Kozak points to Alamos Gold’s all-share acquisition of Richmont Mines and its Island Gold gold mine in September 2017 as a reference point, noting that the transaction valued Richmont at an enterprise value of US$683 million, which equated to $854 per oz. on proven and probable reserves and US$379 per oz. on total constrained resources.
“At the time of the acquisition, the Island gold mine had 43-101 compliant resources of 1.8 million oz. grading 9.4 grams gold per tonne,” he writes. “Harte’s 100%-owned Sugar Zone project is located in the same gold camp, approximately 80 km via paved road from Richmont-Alamos’ Island gold mine. In our view, Harte’s resource update … further enhances the similarities to Richmont. Applying a multiple of US$379 per oz. gold [total resources] would imply a $1.16-per-share value for Harte Gold.”

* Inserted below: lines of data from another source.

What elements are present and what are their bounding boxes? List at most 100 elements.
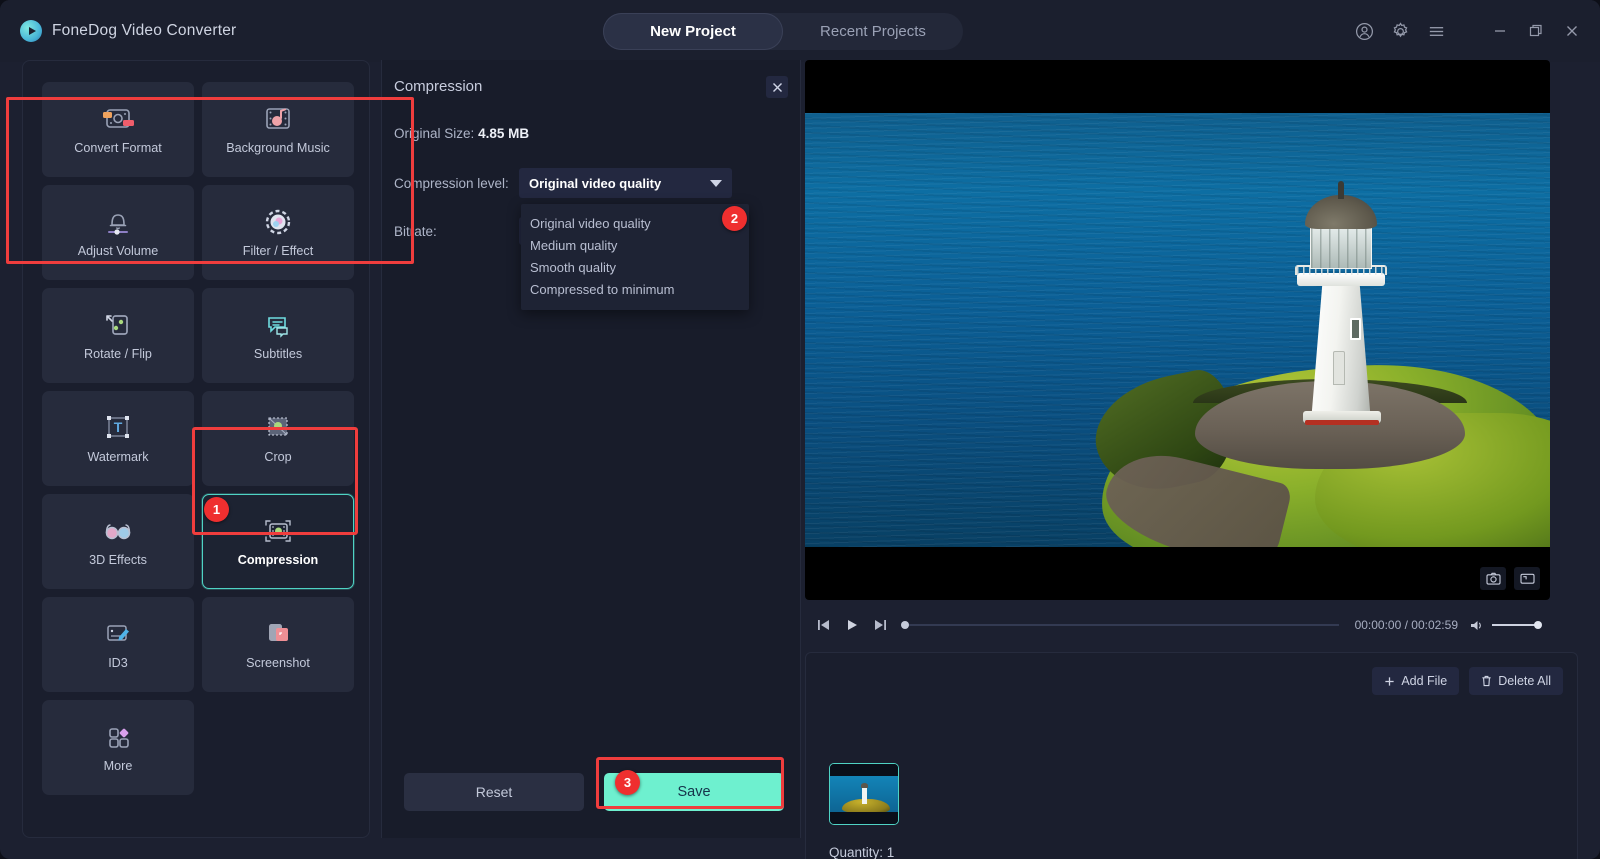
convert-format-icon — [101, 104, 135, 134]
brand: FoneDog Video Converter — [20, 20, 236, 42]
tool-rotate-flip[interactable]: Rotate / Flip — [42, 288, 194, 383]
compression-settings-panel: Compression Original Size: 4.85 MB Compr… — [381, 60, 801, 838]
step-badge-1: 1 — [204, 497, 229, 522]
step-badge-3: 3 — [615, 770, 640, 795]
thumb-lighthouse — [862, 787, 867, 804]
menu-hamburger-icon[interactable] — [1426, 21, 1446, 41]
camera-icon[interactable] — [1480, 567, 1506, 590]
tool-watermark[interactable]: T Watermark — [42, 391, 194, 486]
tool-label: Rotate / Flip — [84, 347, 152, 361]
seek-slider[interactable] — [901, 621, 1339, 629]
tool-label: Screenshot — [246, 656, 310, 670]
play-icon[interactable] — [843, 616, 861, 634]
settings-gear-icon[interactable] — [1390, 21, 1410, 41]
file-thumbnail[interactable] — [829, 763, 899, 825]
tool-label: Crop — [264, 450, 292, 464]
quantity-label: Quantity: 1 — [829, 845, 895, 859]
volume-slider[interactable] — [1492, 621, 1542, 629]
tool-label: Background Music — [226, 141, 330, 155]
dropdown-option-minimum[interactable]: Compressed to minimum — [521, 278, 749, 300]
tab-recent-projects[interactable]: Recent Projects — [783, 13, 963, 50]
adjust-volume-icon — [101, 207, 135, 237]
file-item[interactable] — [829, 763, 899, 825]
tool-crop[interactable]: Crop — [202, 391, 354, 486]
bitrate-label: Bitrate: — [394, 223, 437, 239]
lighthouse-finial — [1338, 181, 1344, 199]
title-bar: FoneDog Video Converter New Project Rece… — [0, 0, 1600, 62]
reset-button[interactable]: Reset — [404, 773, 584, 811]
add-file-label: Add File — [1401, 674, 1448, 688]
app-title: FoneDog Video Converter — [52, 22, 237, 39]
seek-knob[interactable] — [901, 621, 909, 629]
tab-new-project[interactable]: New Project — [603, 13, 783, 50]
tool-3d-effects[interactable]: 3D Effects — [42, 494, 194, 589]
panel-title: Compression — [394, 78, 483, 95]
screen-icon[interactable] — [1514, 567, 1540, 590]
dropdown-option-smooth[interactable]: Smooth quality — [521, 256, 749, 278]
project-tabs: New Project Recent Projects — [603, 13, 963, 50]
tool-subtitles[interactable]: Subtitles — [202, 288, 354, 383]
compression-level-value: Original video quality — [529, 175, 662, 191]
add-file-button[interactable]: Add File — [1372, 667, 1460, 695]
original-size-value: 4.85 MB — [478, 126, 530, 141]
tools-panel: Convert Format Background Music Adjust V… — [22, 60, 370, 838]
close-icon[interactable] — [766, 76, 788, 98]
compression-level-label: Compression level: — [394, 175, 509, 191]
trash-icon — [1482, 675, 1491, 687]
tool-label: Subtitles — [253, 347, 303, 361]
tool-label: Compression — [237, 553, 319, 567]
tool-label: 3D Effects — [89, 553, 147, 567]
skip-next-icon[interactable] — [871, 616, 889, 634]
panel-actions: Reset Save — [404, 773, 784, 811]
screenshot-icon — [261, 619, 295, 649]
rotate-flip-icon — [101, 310, 135, 340]
id3-icon — [101, 619, 135, 649]
original-size: Original Size: 4.85 MB — [394, 126, 529, 141]
tool-label: Adjust Volume — [77, 244, 159, 258]
file-list-panel: Add File Delete All Quantity: 1 — [805, 652, 1578, 859]
dropdown-option-original[interactable]: Original video quality — [521, 212, 749, 234]
plus-icon — [1385, 676, 1394, 686]
playback-controls: 00:00:00 / 00:02:59 — [805, 605, 1550, 645]
compression-level-row: Compression level: Original video qualit… — [394, 168, 732, 198]
original-size-label: Original Size: — [394, 126, 475, 141]
play-circle-logo-icon — [20, 20, 42, 42]
tool-label: Filter / Effect — [242, 244, 314, 258]
video-overlay-buttons — [1480, 567, 1540, 590]
volume-knob[interactable] — [1534, 621, 1542, 629]
tool-filter-effect[interactable]: Filter / Effect — [202, 185, 354, 280]
tool-background-music[interactable]: Background Music — [202, 82, 354, 177]
dropdown-option-medium[interactable]: Medium quality — [521, 234, 749, 256]
subtitles-icon — [261, 310, 295, 340]
tool-more[interactable]: More — [42, 700, 194, 795]
thumb-letterbox-top — [830, 764, 898, 776]
chevron-down-icon — [710, 179, 722, 187]
lighthouse-door — [1333, 351, 1345, 385]
thumb-lighthouse-dome — [861, 783, 868, 788]
volume-icon[interactable] — [1468, 616, 1486, 634]
maximize-button[interactable] — [1526, 21, 1546, 41]
tool-label: Convert Format — [74, 141, 162, 155]
filter-effect-icon — [261, 207, 295, 237]
tool-label: Watermark — [87, 450, 149, 464]
tool-convert-format[interactable]: Convert Format — [42, 82, 194, 177]
minimize-button[interactable] — [1490, 21, 1510, 41]
application-window: FoneDog Video Converter New Project Rece… — [0, 0, 1600, 859]
tool-id3[interactable]: ID3 — [42, 597, 194, 692]
compression-level-dropdown: Original video quality Medium quality Sm… — [521, 204, 749, 310]
tool-screenshot[interactable]: Screenshot — [202, 597, 354, 692]
compression-level-select[interactable]: Original video quality — [519, 168, 732, 198]
close-button[interactable] — [1562, 21, 1582, 41]
volume-control — [1468, 616, 1550, 634]
tool-label: ID3 — [108, 656, 128, 670]
skip-previous-icon[interactable] — [815, 616, 833, 634]
tool-adjust-volume[interactable]: Adjust Volume — [42, 185, 194, 280]
step-badge-2: 2 — [722, 206, 747, 231]
video-player[interactable] — [805, 60, 1550, 600]
delete-all-button[interactable]: Delete All — [1469, 667, 1563, 695]
more-icon — [101, 722, 135, 752]
preview-area: 00:00:00 / 00:02:59 Add File Delete All … — [805, 60, 1578, 859]
delete-all-label: Delete All — [1498, 674, 1551, 688]
svg-text:T: T — [114, 419, 123, 435]
account-icon[interactable] — [1354, 21, 1374, 41]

At press time Harte’s shares were trading at 41.5¢ within a 52-week trading range of 36¢ (February 2017) to 87¢ (April 2017). Haywood’s Vaillancourt says the Sugar deposit likely has at least 2 million oz., with more down dip and district potential.

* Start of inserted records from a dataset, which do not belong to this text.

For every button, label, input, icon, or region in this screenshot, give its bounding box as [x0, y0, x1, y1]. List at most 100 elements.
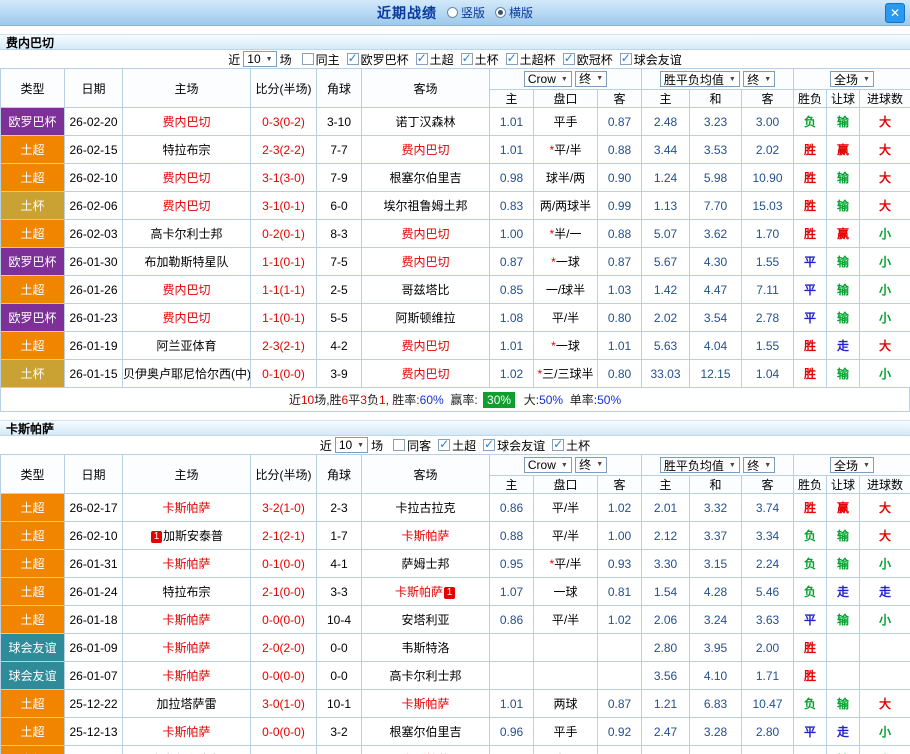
- results-table: 类型 日期 主场 比分(半场) 角球 客场 Crow ▼ 终 ▼ 胜平负均值 ▼ 终 ▼ 全场 ▼ 主盘口客…: [0, 68, 910, 388]
- dropdown-终[interactable]: 终 ▼: [575, 456, 608, 473]
- result-goals: 小: [859, 549, 910, 578]
- checkbox-icon[interactable]: [562, 51, 575, 65]
- filter-checkbox-球会友谊[interactable]: 球会友谊: [483, 437, 545, 454]
- match-date: 26-02-03: [64, 219, 123, 248]
- favorite-star: *: [551, 339, 556, 353]
- checkbox-icon[interactable]: [483, 437, 496, 451]
- radio-icon[interactable]: [446, 7, 458, 18]
- layout-option-vertical[interactable]: 竖版: [446, 4, 485, 21]
- handicap: 平/半: [533, 605, 598, 634]
- away-team: 安塔利亚: [361, 605, 490, 634]
- league-tag: 土超: [0, 605, 65, 634]
- dropdown-终[interactable]: 终 ▼: [575, 70, 608, 87]
- checkbox-icon[interactable]: [460, 51, 473, 65]
- match-date: 26-02-17: [64, 493, 123, 522]
- avg-home: 5.63: [641, 331, 691, 360]
- filter-checkbox-土杯[interactable]: 土杯: [460, 51, 499, 68]
- handicap: *平/半: [533, 135, 598, 164]
- corners: 2-3: [316, 493, 362, 522]
- dropdown-胜平负均值[interactable]: 胜平负均值 ▼: [659, 457, 740, 473]
- dropdown-全场[interactable]: 全场 ▼: [830, 457, 874, 473]
- checkbox-icon[interactable]: [438, 437, 451, 451]
- dropdown-label: 胜平负均值: [663, 458, 724, 473]
- dropdown-label: 全场: [834, 458, 859, 473]
- chevron-down-icon: ▼: [728, 461, 736, 469]
- avg-draw: 3.32: [689, 493, 743, 522]
- filter-checkbox-球会友谊[interactable]: 球会友谊: [619, 51, 682, 68]
- filter-checkboxes: 同客 土超 球会友谊 土杯: [386, 437, 590, 454]
- dropdown-胜平负均值[interactable]: 胜平负均值 ▼: [659, 71, 740, 87]
- avg-draw: 7.70: [689, 191, 743, 220]
- avg-draw: 6.83: [689, 689, 743, 718]
- result-goals: 小: [859, 745, 910, 754]
- match-row: 土超 26-02-17 卡斯帕萨 3-2(1-0) 2-3 卡拉古拉克 0.86…: [0, 493, 910, 522]
- checkbox-icon[interactable]: [393, 439, 406, 451]
- favorite-star: *: [549, 143, 555, 157]
- league-tag: 土超: [0, 219, 65, 248]
- radio-icon[interactable]: [495, 7, 506, 18]
- handicap: 平手: [533, 717, 598, 746]
- sub-header-胜负: 胜负: [793, 475, 828, 494]
- filter-checkbox-土超[interactable]: 土超: [415, 51, 454, 68]
- match-date: 26-01-09: [64, 633, 123, 662]
- dropdown-终[interactable]: 终 ▼: [743, 71, 776, 87]
- checkbox-icon[interactable]: [505, 51, 518, 65]
- league-tag: 土超: [0, 331, 65, 360]
- avg-group-header: 胜平负均值 ▼ 终 ▼: [641, 68, 795, 90]
- checkbox-label: 土超杯: [519, 52, 556, 67]
- match-count-select[interactable]: 10 ▼: [243, 51, 277, 67]
- radio-label: 竖版: [460, 6, 485, 20]
- dropdown-Crow[interactable]: Crow ▼: [523, 71, 572, 88]
- league-tag: 土超: [0, 717, 65, 746]
- filter-checkbox-同客[interactable]: 同客: [393, 437, 431, 454]
- dropdown-label: 终: [579, 458, 592, 473]
- avg-draw: 3.54: [689, 303, 743, 332]
- checkbox-icon[interactable]: [301, 53, 314, 65]
- score: 0-3(0-2): [250, 107, 317, 136]
- red-card-badge: 1: [150, 531, 162, 543]
- score: 3-1(0-1): [250, 191, 317, 220]
- col-header-日期: 日期: [64, 68, 123, 108]
- checkbox-icon[interactable]: [415, 51, 428, 65]
- result-winlose: 胜: [793, 191, 828, 220]
- avg-home: 2.54: [641, 745, 691, 754]
- dropdown-全场[interactable]: 全场 ▼: [830, 71, 874, 87]
- filter-checkbox-土超[interactable]: 土超: [438, 437, 476, 454]
- avg-home: 1.42: [641, 275, 691, 304]
- team-name-text: 萨姆士邦: [401, 557, 450, 571]
- sub-header-进球数: 进球数: [859, 475, 910, 494]
- match-count-select[interactable]: 10 ▼: [334, 437, 369, 453]
- close-button[interactable]: ✕: [885, 3, 905, 23]
- layout-option-horizontal[interactable]: 横版: [495, 4, 533, 21]
- away-team: 费内巴切: [361, 359, 490, 388]
- dropdown-Crow[interactable]: Crow ▼: [523, 457, 572, 474]
- col-header-主场: 主场: [122, 68, 251, 108]
- filter-checkbox-同主[interactable]: 同主: [301, 51, 340, 68]
- home-team: 费内巴切: [122, 163, 251, 192]
- score: 0-2(0-1): [250, 219, 317, 248]
- panel-title: 近期战绩: [376, 4, 437, 21]
- filter-checkbox-土超杯[interactable]: 土超杯: [505, 51, 556, 68]
- checkbox-icon[interactable]: [552, 437, 565, 451]
- odds-home: 0.85: [489, 745, 534, 754]
- dropdown-终[interactable]: 终 ▼: [743, 457, 776, 473]
- league-tag: 土杯: [0, 191, 65, 220]
- result-winlose: 胜: [793, 163, 828, 192]
- filter-checkbox-土杯[interactable]: 土杯: [552, 437, 590, 454]
- avg-home: 3.44: [641, 135, 691, 164]
- odds-away: 1.01: [596, 331, 643, 360]
- checkbox-icon[interactable]: [346, 51, 359, 65]
- dropdown-label: 终: [747, 72, 760, 87]
- match-row: 土超 26-02-03 高卡尔利士邦 0-2(0-1) 8-3 费内巴切 1.0…: [0, 219, 910, 248]
- odds-away: 0.99: [596, 191, 643, 220]
- checkbox-icon[interactable]: [619, 51, 632, 65]
- odds-home: 0.86: [489, 605, 534, 634]
- away-team: 根塞尔伯里吉: [361, 163, 490, 192]
- odds-home: 0.85: [489, 275, 534, 304]
- sub-header-让球: 让球: [826, 475, 861, 494]
- filter-checkbox-欧罗巴杯[interactable]: 欧罗巴杯: [346, 51, 409, 68]
- filter-checkbox-欧冠杯[interactable]: 欧冠杯: [562, 51, 613, 68]
- team-name-text: 费内巴切: [401, 339, 450, 353]
- avg-home: 1.24: [641, 163, 691, 192]
- dropdown-label: 终: [747, 458, 760, 473]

“With a property covering more than 620 sq. km, including 30 km of strike length along the Dayohessarah Deformation Zone, the regional potential is significant,” he says in a research note. “The geology at the south and northwest portions of the property suggests a mineralization style comparable to that at the Hemlo gold mines.”
In January, Harte announced a discovery 10 km south of the Sugar Zone that it has named the K7 Zone. An initial drill hole there returned a 5-metre intercept grading up to 1 gram gold within an altered feldspar porphyry 200 metres below surface. The host rock is different than the classic Sugar Zone quartz sheer zone, and Harte says it has greater potential for large tonnages.

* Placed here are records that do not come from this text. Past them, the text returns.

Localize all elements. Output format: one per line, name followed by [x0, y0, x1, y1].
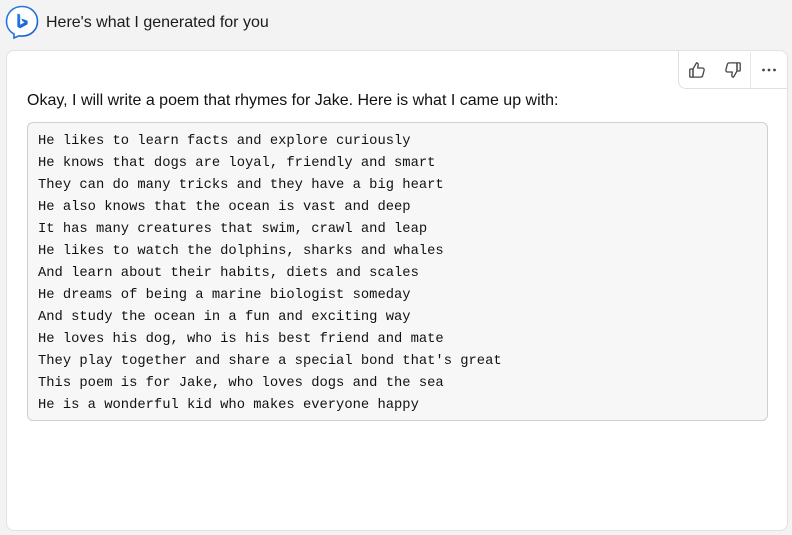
thumbs-down-icon: [724, 61, 741, 78]
bing-logo-icon: [5, 5, 39, 39]
thumbs-up-icon: [688, 61, 705, 78]
more-options-button[interactable]: [751, 52, 787, 88]
poem-line: He is a wonderful kid who makes everyone…: [38, 398, 419, 413]
poem-line: He knows that dogs are loyal, friendly a…: [38, 156, 436, 171]
chat-header: Here's what I generated for you: [0, 0, 792, 46]
poem-line: They can do many tricks and they have a …: [38, 178, 444, 193]
header-title: Here's what I generated for you: [46, 14, 269, 31]
poem-line: It has many creatures that swim, crawl a…: [38, 222, 428, 237]
response-card: Okay, I will write a poem that rhymes fo…: [6, 50, 788, 531]
poem-line: They play together and share a special b…: [38, 354, 502, 369]
poem-line: He likes to watch the dolphins, sharks a…: [38, 244, 444, 259]
poem-line: He also knows that the ocean is vast and…: [38, 200, 411, 215]
dislike-button[interactable]: [715, 52, 751, 88]
more-options-icon: [762, 68, 777, 71]
message-actions: [678, 51, 787, 89]
poem-line: He loves his dog, who is his best friend…: [38, 332, 444, 347]
response-intro: Okay, I will write a poem that rhymes fo…: [27, 92, 559, 109]
poem-line: And learn about their habits, diets and …: [38, 266, 419, 281]
like-button[interactable]: [679, 52, 715, 88]
poem-line: This poem is for Jake, who loves dogs an…: [38, 376, 444, 391]
poem-code-block: He likes to learn facts and explore curi…: [27, 122, 768, 421]
poem-line: And study the ocean in a fun and excitin…: [38, 310, 411, 325]
poem-line: He likes to learn facts and explore curi…: [38, 134, 411, 149]
poem-line: He dreams of being a marine biologist so…: [38, 288, 411, 303]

The company recently closed a $32.4-million private placement, issuing a total of 57.37 million shares at 47¢ per share and 9.78-million flow through common shares at 56¢ per share.
Appian Natural Resources Fund kept its pro rata interest by acquiring 16.28 million shares for gross proceeds to the company of $7.65 million in the final tranche of the offering. Appian now owns 113.09 million shares in the company, or 19.9% of Harte’s issued and outstanding common shares.
While Vaillancourt says Harte’s current stock price is expensive, given that Sugar is not yet in production and so far has “limited institutional support,” he has a “buy” rating on the company and a 90¢-per-share target price.
“With 562.4 million shares and a market cap of $247 million [618 million shares fully diluted], Harte has a lot of shares and is expensive for a company that is not yet in production,” he cautions. “The valuation is pricing in the success of a resource increase and upcoming production. The lack of institutional support outside of Appian Capital and Orion Mine Finance, may also reflect reticence from major investors at these levels.”
“Making the transition to full-time underground operator and commencing commercial underground mining in 2018 will be a significant step for Harte,” he continues. “The company will also have to manage a scale-up of operations as the deposit grows.”